Questionada por A Gazeta sobre o que motivou a abertura dos processos, a Sesa confirmou a ação, mas negou que haja qualquer relação entre eles. "Os casos estão sob análise da Corregedoria, que conduz a apuração dos fatos conforme o devido processo legal. Em razão do sigilo processual e para preservar a integridade dos envolvidos, a secretaria não divulgará nomes, cargos ou locais de atuação até a conclusão do procedimento", informou em nota.

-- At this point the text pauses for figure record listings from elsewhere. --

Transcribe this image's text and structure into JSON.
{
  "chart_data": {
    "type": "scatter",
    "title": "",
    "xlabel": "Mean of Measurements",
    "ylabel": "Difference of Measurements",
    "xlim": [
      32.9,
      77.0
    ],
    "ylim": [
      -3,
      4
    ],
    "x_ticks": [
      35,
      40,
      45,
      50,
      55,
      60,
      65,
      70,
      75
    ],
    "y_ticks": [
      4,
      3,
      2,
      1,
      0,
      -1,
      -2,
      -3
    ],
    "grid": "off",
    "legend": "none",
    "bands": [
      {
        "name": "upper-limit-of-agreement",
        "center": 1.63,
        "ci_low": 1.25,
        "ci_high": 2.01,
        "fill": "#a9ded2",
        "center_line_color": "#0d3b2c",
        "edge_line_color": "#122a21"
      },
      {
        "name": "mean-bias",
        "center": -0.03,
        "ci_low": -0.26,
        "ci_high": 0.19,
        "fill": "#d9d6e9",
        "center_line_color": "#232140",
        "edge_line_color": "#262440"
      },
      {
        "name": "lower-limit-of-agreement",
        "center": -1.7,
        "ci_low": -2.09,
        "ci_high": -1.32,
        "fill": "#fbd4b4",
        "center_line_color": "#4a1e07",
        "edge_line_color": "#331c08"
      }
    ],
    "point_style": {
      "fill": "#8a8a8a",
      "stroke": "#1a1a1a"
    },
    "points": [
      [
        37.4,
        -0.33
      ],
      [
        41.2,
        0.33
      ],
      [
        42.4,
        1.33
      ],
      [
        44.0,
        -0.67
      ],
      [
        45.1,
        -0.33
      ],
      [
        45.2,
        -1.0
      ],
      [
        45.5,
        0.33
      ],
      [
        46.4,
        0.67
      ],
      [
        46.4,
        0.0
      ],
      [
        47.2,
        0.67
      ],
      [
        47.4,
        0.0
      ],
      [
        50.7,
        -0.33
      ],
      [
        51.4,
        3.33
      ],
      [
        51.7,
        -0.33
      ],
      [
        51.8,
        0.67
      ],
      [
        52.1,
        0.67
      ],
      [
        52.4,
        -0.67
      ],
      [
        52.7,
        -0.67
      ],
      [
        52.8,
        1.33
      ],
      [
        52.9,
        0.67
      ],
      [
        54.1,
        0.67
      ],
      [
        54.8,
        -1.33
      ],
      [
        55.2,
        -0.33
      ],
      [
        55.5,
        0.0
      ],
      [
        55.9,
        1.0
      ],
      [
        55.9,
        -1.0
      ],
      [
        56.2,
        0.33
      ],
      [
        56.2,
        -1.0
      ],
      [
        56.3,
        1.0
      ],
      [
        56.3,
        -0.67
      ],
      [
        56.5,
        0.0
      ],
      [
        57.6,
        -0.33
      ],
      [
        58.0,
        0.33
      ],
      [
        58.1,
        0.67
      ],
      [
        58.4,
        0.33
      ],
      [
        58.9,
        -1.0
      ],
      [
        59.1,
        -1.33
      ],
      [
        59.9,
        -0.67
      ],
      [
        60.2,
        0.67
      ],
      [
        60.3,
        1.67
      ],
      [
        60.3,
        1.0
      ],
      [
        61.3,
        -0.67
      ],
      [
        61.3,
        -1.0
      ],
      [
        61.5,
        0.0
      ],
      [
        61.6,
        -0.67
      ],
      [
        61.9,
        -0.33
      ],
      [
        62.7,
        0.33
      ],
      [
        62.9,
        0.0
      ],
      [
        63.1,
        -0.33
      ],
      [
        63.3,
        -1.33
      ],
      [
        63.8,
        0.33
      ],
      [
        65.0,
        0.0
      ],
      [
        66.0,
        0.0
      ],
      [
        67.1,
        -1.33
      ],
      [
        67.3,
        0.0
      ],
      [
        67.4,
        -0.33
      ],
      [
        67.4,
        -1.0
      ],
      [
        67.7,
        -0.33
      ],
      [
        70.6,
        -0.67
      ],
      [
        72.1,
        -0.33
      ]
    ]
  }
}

De acordo com a Sesa, entre 2021 e 2026, foram instaurados na Corregedoria 114 Processos Administrativos Disciplinares. Dentre os variados assuntos, encontram-se em análise, abandono de cargo, inassiduidade (ausência injustificada e frequente ao trabalho ou obrigações), falsificação de documento, exercício de atividades incompatíveis com o horário de trabalho e resistência injustificada ao andamento e trabalho.
A depender do resultado da apuração, o servidor poderá ser submetido às penalidades previstas na legislação vigente, que incluem advertência, suspensão ou demissão.
No primeiro processo, contra uma servidora suspeita de solicitar propina, foi anexada uma sindicância administrativa, de maio de 2025, que apurou a responsabilidade de agentes públicos responsáveis por contratações de empresas, com suposto indício de esquema de corrupção e favorecimento ilegal em licitações, após investigação da Polícia Federal em parceria com a Controladoria-Geral da União (CGU) ocorrida no Hospital Infantil Nossa Senhora da Glória (HINSG).
A apuração contra o segundo profissional está relacionada a uma investigação de 2025 no Centro de Reabilitação Física do Espírito Santo (Crefes), de Vila Velha. Já o processo contra o terceiro servidor tem conexão com uma notificação feita por uma empresa de lavanderia hospitalar. Nesse caso, não foram informados mais detalhes.